In Brigantine, City Manager Jennifer Blumenthal said that while the city has several part-timers now, “moving forward, we’re definitely looking at (adding more) part-time employees wherever feasible.”
The city has hired a consultant to look at staffing, she said — possibly combining departments, reducing salaries and wages through attrition — and part-timers “are always an option,” Blumenthal said.
Still, part-timers have their pluses and minuses.
“The good side of part-timers is that they’re less expensive because of (no) health benefits or pension,” she said. “But there’s also an unreliable aspect.

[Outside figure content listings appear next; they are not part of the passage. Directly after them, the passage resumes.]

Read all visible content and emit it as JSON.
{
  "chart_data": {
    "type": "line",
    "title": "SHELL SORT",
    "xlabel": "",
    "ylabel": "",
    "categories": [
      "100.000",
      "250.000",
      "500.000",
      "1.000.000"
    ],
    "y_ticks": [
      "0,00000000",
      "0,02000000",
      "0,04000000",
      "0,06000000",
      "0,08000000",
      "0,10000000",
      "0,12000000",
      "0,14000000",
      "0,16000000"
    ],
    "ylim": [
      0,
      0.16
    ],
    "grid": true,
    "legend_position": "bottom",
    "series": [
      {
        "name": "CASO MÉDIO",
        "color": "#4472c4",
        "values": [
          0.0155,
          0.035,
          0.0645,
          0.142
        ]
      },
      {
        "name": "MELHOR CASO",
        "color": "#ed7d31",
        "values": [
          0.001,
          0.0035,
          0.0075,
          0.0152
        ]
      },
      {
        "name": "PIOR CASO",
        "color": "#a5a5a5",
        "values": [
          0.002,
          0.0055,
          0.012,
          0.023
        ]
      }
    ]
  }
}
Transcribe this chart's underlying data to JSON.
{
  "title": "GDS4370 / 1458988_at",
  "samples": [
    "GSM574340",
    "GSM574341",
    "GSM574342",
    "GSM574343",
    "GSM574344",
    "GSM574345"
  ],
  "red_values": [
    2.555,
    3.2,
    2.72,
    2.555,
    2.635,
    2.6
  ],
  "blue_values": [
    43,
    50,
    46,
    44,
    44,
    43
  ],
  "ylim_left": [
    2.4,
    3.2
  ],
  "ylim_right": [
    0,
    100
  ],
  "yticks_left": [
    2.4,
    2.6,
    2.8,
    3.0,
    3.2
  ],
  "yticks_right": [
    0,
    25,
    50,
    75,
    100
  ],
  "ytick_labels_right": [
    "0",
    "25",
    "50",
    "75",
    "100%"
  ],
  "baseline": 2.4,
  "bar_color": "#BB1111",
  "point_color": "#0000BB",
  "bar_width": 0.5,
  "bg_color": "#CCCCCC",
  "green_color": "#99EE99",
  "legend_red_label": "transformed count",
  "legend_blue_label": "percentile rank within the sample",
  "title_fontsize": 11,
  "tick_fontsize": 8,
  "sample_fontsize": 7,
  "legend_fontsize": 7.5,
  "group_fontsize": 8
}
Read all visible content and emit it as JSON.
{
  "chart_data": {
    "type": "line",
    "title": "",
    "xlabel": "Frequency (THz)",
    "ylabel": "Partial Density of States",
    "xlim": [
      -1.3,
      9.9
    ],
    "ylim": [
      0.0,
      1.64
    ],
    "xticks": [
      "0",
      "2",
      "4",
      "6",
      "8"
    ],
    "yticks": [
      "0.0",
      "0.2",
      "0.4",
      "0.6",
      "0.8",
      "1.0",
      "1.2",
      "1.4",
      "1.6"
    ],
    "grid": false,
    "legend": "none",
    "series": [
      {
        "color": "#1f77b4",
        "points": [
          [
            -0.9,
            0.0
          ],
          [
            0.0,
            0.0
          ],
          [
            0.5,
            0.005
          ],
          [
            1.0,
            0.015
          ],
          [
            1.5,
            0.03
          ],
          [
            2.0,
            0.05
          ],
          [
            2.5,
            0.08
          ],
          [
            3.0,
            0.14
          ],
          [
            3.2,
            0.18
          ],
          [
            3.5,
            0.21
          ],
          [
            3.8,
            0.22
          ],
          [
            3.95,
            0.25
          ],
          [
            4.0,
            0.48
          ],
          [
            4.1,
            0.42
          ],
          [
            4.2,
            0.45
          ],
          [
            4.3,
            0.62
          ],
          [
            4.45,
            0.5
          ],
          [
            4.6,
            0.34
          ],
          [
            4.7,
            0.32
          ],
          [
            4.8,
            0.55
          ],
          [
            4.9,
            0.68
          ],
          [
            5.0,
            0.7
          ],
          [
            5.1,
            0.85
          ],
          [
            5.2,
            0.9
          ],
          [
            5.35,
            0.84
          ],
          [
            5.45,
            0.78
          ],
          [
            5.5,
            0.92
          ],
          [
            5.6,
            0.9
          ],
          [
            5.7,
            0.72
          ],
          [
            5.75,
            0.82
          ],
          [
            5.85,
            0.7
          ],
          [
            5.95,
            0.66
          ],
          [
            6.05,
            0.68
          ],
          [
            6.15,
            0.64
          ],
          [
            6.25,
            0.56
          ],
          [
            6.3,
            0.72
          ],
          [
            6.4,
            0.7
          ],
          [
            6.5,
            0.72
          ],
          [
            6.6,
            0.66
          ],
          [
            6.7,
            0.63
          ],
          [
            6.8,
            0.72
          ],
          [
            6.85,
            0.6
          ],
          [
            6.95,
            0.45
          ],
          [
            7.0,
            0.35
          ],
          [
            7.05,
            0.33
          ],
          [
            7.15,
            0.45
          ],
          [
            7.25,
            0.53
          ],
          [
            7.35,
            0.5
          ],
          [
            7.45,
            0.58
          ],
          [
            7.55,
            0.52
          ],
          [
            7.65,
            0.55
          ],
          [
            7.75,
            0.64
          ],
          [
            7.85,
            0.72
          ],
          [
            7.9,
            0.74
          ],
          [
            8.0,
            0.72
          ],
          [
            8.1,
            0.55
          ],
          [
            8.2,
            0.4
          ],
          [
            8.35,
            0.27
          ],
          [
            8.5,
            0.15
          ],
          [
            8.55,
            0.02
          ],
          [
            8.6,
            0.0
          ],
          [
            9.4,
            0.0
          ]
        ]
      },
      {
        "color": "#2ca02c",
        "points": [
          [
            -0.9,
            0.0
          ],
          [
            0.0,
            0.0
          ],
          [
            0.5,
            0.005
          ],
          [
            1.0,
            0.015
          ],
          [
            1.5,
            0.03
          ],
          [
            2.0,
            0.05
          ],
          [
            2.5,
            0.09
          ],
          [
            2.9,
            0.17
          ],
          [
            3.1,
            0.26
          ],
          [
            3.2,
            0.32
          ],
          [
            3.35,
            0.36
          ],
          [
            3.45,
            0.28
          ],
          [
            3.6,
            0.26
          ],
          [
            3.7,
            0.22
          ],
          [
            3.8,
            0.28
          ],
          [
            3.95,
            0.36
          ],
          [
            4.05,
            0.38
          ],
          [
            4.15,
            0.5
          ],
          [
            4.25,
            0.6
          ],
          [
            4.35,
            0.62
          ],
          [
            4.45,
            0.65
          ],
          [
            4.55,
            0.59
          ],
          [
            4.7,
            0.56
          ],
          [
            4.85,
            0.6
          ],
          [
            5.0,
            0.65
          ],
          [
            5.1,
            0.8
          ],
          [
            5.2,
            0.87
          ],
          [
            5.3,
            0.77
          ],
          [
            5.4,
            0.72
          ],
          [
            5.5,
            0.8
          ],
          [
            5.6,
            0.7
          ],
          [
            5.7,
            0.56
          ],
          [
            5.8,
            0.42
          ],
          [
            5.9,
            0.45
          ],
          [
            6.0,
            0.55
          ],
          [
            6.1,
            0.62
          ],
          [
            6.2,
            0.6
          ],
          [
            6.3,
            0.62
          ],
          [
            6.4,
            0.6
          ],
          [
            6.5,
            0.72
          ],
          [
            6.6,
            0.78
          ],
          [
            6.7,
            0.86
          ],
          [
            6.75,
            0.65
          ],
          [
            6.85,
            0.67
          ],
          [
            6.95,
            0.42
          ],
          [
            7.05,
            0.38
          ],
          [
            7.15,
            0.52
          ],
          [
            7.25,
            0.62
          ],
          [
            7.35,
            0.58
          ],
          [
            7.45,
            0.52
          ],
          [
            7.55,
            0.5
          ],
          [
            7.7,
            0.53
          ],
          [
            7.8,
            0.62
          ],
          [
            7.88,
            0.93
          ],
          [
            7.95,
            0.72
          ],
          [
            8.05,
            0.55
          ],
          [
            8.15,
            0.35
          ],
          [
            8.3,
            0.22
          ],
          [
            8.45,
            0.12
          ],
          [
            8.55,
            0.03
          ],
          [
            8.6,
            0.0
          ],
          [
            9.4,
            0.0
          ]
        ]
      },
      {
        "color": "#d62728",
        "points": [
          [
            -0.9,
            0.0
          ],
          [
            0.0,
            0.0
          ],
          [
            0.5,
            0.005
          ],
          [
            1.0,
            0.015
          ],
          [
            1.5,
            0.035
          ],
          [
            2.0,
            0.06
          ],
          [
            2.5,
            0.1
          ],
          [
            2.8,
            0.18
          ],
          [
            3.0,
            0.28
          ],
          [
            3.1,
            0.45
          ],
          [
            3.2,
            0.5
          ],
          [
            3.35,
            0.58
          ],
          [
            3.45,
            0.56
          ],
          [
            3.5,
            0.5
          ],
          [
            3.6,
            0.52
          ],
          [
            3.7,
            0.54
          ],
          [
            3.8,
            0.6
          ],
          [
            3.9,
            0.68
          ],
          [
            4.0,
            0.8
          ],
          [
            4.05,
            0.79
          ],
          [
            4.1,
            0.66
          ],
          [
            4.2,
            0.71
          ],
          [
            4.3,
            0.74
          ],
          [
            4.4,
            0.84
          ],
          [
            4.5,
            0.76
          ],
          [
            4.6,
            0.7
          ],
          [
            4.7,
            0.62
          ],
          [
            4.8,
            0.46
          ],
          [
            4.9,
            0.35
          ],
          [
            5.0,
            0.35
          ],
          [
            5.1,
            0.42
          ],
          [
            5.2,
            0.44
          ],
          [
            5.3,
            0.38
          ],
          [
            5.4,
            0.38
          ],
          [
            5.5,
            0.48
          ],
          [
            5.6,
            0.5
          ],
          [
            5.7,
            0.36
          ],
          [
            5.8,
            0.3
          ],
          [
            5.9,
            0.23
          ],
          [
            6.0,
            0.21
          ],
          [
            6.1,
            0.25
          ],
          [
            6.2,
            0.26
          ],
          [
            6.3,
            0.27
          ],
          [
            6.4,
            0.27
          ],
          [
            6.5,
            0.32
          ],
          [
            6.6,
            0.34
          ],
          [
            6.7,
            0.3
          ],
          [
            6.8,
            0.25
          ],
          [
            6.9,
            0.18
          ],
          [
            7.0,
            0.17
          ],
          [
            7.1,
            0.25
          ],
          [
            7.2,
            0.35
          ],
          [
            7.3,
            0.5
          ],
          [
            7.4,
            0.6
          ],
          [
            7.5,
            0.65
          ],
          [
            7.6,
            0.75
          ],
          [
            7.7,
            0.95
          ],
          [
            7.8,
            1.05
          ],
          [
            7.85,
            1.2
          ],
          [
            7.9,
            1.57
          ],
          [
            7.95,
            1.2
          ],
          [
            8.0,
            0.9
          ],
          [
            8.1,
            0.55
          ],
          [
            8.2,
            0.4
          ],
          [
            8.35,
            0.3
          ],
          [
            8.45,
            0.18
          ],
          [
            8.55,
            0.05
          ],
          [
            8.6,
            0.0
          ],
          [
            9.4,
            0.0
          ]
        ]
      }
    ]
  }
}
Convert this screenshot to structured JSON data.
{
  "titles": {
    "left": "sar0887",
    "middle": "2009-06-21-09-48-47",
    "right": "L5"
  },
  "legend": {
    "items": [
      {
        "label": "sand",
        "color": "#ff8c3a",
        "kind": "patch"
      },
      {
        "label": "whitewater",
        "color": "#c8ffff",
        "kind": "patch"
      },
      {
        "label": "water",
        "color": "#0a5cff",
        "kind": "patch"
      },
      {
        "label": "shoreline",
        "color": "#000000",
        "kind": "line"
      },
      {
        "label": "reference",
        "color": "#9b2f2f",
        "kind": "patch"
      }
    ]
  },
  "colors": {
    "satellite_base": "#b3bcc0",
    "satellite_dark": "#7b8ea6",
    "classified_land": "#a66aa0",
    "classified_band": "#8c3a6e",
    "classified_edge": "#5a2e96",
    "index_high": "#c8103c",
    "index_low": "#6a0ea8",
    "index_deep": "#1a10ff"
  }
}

They might find a full-time job somewhere else and leave after you’ve trained them in the position.”
In many cases, however, full-time positions don’t get downsized to part-time — they are simply being eliminated altogether.
“In the last three years, we’ve reduced the full-time work force 20 percent — none went to part-time,” Miller said, with the exception of EMTs, where a work force of six full-time EMTs and 24 part-time positions became a staff of 40 part-timers after the six full-time positions were eliminated.
That mix of eliminations and reduced hours is common across New Jersey, said Matthew Weng, staff attorney for the New Jersey State League of Municipalities.
“It’s a balancing act,” Weng said. “Whatever’s best for the municipality, for the budget.”
He added that some positions are made mandatory by the state and can’t be eliminated.
“You have to have a clerk, a CFO (chief financial officer), a tax collector,” he said. “But where municipalities feel they can downsize and eliminate positions, they do.”
Some towns, meanwhile, take those rules to the extreme, in which there are no full-time positions except for the mandatory ones, and sometimes not even those.
Cape May Point, for example, has only 23 employees, and only Constance Mahon — joint borough clerk, registrar and administrator, among other duties — Public Works Supervisor William Gibson, and Treasurer/Bookkeeper Lizabeth Shay are full-time, salaried employees.
“We’re a municipality of 624 homes and 241 people,” Mahon said. “To keep a $1.6 million budget under control, we have to do it on a part-time basis. And we don’t have the demand other towns have.”
The code officer works from 8 a.m. to noon Fridays, the tax collector also works as the full-time tax collector in Lower Township — “She works Thursday evening for two hours and can get all of her work done,” Mahon said. “It’s pretty efficient” — and the tax assessor also works one day a week.
“There are three people here from 9 a.m. to 2 p.m.,” Mahon said. “The bookkeeper, myself and the receptionist” — the latter of which is an hourly employee.
The situation is very similar in the Atlantic County borough of Folsom, where Clerk Patricia Gatto said the only full-time employees are the public works director, court administrator and herself.
“From what I understand, it’s always been that way,” Gatto said. “Even the CFO is also the CFO of Mullica (Township) and Northfield.”
Some towns find themselves in between large townships and tiny municipalities, such as Somers Point, where City Administrator Wes Swain said, “We really don’t have so many positions that we can eliminate them. ... We have part-time people in several offices, like seasonal workers, dispatch, police special (officers).”
Staffing is down from where it was 15 years ago, he said, “but overall, when you have offices that are one or two people, you can’t make them smaller than that.”